But not every sector experienced growth: The manufacturing industry lost 14,000 jobs last month. Labor Secretary Thomas Perez spoke to us about this decline, along with the country’s new overtime rules that will allow employees making up to $47,476 eligible for overtime pay. 

On why manufacturing experienced a loss: 

Well, manufacturing is always an important sector…countries around the world aren’t doing as well as we are. They’re not buying as much. And when you have a strong dollar, coupled with a global economic downturn, that spells a challenge. What is important, though, when we look at the aggregate numbers here, is we’ve had a pretty darn good summer. We had two excellent months in June and July, followed by a solid month in August. And what you tend to see at this point in an economic recovery is that the pace of job growth slows a bit, and then the pace of wage growth ticks up. And we’re seeing exactly that.
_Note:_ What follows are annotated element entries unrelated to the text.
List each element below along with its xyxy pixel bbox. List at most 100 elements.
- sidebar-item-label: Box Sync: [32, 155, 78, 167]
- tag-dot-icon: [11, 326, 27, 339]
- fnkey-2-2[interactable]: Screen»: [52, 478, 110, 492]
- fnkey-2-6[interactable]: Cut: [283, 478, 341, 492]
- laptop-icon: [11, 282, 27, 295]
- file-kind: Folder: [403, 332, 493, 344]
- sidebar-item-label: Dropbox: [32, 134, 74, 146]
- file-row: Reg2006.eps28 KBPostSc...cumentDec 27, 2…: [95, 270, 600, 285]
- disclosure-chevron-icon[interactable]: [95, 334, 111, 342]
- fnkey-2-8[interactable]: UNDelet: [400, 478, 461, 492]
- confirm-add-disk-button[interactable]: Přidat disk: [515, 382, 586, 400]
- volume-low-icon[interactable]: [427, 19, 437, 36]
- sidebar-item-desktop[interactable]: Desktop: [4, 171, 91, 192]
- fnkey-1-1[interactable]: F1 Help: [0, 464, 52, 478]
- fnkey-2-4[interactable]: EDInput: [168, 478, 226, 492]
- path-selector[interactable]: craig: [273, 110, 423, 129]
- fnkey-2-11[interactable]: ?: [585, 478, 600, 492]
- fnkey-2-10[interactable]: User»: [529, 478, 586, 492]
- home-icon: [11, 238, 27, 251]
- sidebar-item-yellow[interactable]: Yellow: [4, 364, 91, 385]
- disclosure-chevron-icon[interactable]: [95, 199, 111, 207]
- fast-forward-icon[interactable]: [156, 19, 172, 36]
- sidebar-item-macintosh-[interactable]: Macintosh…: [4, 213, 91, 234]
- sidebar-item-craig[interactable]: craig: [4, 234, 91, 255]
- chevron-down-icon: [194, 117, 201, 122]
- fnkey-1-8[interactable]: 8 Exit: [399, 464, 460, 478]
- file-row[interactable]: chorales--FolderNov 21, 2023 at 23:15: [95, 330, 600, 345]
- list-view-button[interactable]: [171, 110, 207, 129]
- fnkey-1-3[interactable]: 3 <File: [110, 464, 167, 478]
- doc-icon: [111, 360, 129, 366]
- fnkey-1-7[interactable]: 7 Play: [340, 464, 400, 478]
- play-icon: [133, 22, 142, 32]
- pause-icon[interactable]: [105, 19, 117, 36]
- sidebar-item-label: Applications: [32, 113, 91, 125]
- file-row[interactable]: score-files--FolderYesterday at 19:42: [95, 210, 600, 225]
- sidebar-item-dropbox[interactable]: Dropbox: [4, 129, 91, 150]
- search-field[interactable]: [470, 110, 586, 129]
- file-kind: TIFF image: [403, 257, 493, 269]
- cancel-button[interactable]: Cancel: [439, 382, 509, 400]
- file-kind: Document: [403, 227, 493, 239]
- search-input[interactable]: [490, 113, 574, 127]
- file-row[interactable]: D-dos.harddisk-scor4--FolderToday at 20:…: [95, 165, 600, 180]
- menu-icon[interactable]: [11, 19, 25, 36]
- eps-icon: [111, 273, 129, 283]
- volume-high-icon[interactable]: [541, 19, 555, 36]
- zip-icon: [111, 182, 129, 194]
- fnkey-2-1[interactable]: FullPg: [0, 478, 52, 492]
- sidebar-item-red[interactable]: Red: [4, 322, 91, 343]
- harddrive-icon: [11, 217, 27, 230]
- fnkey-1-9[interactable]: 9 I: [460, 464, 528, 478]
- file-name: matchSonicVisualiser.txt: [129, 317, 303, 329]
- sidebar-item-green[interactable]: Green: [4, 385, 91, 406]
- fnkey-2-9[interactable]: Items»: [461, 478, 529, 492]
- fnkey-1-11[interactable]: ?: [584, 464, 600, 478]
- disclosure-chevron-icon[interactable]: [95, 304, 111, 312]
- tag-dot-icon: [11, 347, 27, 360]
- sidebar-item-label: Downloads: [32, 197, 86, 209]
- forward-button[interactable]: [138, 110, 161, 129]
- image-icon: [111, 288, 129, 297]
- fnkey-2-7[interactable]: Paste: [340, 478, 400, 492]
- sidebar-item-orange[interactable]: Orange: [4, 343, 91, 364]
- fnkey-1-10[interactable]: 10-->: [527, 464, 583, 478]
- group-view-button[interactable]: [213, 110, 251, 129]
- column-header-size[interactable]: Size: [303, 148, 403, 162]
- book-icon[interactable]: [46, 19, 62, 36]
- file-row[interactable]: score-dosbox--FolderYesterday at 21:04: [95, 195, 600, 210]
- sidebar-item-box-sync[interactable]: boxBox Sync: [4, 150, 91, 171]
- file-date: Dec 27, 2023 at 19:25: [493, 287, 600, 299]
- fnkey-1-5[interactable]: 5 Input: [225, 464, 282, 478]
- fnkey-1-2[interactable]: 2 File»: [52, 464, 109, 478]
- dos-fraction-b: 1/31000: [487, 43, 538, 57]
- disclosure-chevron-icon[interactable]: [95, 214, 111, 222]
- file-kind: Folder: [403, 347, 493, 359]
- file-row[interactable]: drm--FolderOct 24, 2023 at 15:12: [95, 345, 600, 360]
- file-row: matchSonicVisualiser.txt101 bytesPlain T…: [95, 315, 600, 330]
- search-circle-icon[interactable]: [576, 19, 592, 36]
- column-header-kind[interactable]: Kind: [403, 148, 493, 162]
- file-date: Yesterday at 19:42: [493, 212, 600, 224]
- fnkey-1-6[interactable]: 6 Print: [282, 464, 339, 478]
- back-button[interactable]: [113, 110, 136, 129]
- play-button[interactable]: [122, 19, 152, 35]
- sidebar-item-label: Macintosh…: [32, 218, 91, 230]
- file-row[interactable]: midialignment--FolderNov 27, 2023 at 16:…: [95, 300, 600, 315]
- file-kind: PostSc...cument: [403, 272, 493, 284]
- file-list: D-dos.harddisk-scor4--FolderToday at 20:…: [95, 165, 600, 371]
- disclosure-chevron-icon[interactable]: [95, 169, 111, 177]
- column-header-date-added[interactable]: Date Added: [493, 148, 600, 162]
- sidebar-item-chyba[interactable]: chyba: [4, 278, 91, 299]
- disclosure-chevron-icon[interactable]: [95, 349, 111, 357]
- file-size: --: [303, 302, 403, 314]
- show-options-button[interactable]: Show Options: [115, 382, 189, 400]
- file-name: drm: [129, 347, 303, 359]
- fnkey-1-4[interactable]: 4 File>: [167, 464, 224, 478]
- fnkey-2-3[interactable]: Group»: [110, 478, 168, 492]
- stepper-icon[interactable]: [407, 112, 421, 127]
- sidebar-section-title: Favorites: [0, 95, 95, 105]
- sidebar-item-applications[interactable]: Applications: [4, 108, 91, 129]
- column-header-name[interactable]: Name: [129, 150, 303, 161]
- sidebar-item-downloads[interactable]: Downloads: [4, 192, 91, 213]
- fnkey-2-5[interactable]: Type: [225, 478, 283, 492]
On small businesses that may be unhappy with the new overtime rules: 

During the course of our outreach, we spoke to a lot of small business owners who understood that their most precious cargo is their workers. And when you’re paying somebody $24,000 and they’re working 60 hours a week, they’re in effect working 20 hours for free and that’s not fair. And a result of a very conscious decision that the Bush administration made in 2004, when they changed the rules to calculate who is eligible for overtime, what they did was they took all the leverage away from workers and gave it to businesses. So that you could create a situation where a person is considered a “manager,” spends 99 percent of his or her time stocking shelves, doing nothing that you would call management, [and] 1 percent of the time doing something you might call management, and they’re an exempt employee. And that’s inconsistent with both the letter and spirit of the Fair Labor Standards Act.